Like all the great men of that day—like Washington, Jefferson, Franklin, Hamilton, Patrick Henry, John Randolph, and all others of similar grade—John Jay was an ardent abolitionist. He brought home with him from abroad one negro slave, to whom he gave his freedom when he had served long enough to repay him the expense incurred in bringing him to America.
Mr. Jay, upon the division of the country into Republicans and Federalists, became a decided Federalist, and took a leading part in the direction of that great party. President Washington appointed him Chief-Justice of the Supreme Court, an office which he soon resigned. The most noted of all his public services was the negotiation of a treaty with Great Britain in 1794. The terms of this treaty were revolting in the extreme, both to the pride of Americans and to their sense of justice; and Mr. Jay was overwhelmed with the bitterest reproaches from the party opposed to his own. No man, however, has ever been able to show that better terms were attainable; nor can any candid person now hold the opinion that the United States should have preferred war to the acceptance of those terms. If a very skillful negotiator could have done somewhat better for his country, Mr. Jay did the best he could, and, probably, as well as any man could have done.

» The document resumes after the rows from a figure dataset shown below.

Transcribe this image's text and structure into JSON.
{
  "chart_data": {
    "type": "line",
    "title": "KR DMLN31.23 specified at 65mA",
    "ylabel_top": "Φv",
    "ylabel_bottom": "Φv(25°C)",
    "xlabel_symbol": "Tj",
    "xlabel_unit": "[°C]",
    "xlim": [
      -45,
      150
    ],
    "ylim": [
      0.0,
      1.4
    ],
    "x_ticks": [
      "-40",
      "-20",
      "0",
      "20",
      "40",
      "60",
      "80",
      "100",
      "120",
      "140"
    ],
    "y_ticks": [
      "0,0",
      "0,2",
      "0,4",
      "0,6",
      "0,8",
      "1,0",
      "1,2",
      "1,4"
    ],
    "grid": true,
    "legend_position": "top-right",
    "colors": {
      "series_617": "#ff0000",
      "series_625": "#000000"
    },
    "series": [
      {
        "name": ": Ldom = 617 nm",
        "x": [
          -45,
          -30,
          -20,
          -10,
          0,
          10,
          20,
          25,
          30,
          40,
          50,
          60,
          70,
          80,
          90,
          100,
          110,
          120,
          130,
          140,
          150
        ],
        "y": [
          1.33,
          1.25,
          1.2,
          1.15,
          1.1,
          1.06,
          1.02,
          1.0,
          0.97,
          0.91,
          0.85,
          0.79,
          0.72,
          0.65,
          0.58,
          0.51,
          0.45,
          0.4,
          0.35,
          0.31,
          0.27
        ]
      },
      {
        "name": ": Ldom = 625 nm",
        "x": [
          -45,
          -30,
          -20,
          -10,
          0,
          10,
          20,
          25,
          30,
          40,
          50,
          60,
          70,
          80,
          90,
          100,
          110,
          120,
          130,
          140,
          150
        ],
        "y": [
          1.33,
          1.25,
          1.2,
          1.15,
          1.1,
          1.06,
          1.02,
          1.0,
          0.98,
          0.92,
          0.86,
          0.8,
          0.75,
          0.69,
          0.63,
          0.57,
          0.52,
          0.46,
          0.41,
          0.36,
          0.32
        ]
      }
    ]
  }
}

Never was a public man more outrageously abused. On one occasion, a mob paraded the streets of Philadelphia, carrying an image of Mr. Jay holding a pair of scales. One of the scales was labeled, "American Liberty and Independence," and the other, "British Gold," the latter weighing down the former as low as it could go, while from the mouth of the effigy issued the words:
"Come up to my price and I will sell you my country."
The effigy was finally burnt in one of the public squares.
Notwithstanding this storm of abuse, Mr. Jay was elected Governor of New York, from which office he retired to his pleasant seat at Bedford, where he spent the remainder of his life. He lived to the year 1829, when he died, aged eighty-four years, leaving children and grandchildren who have sustained his high character, illustrated his memory, and continued his work.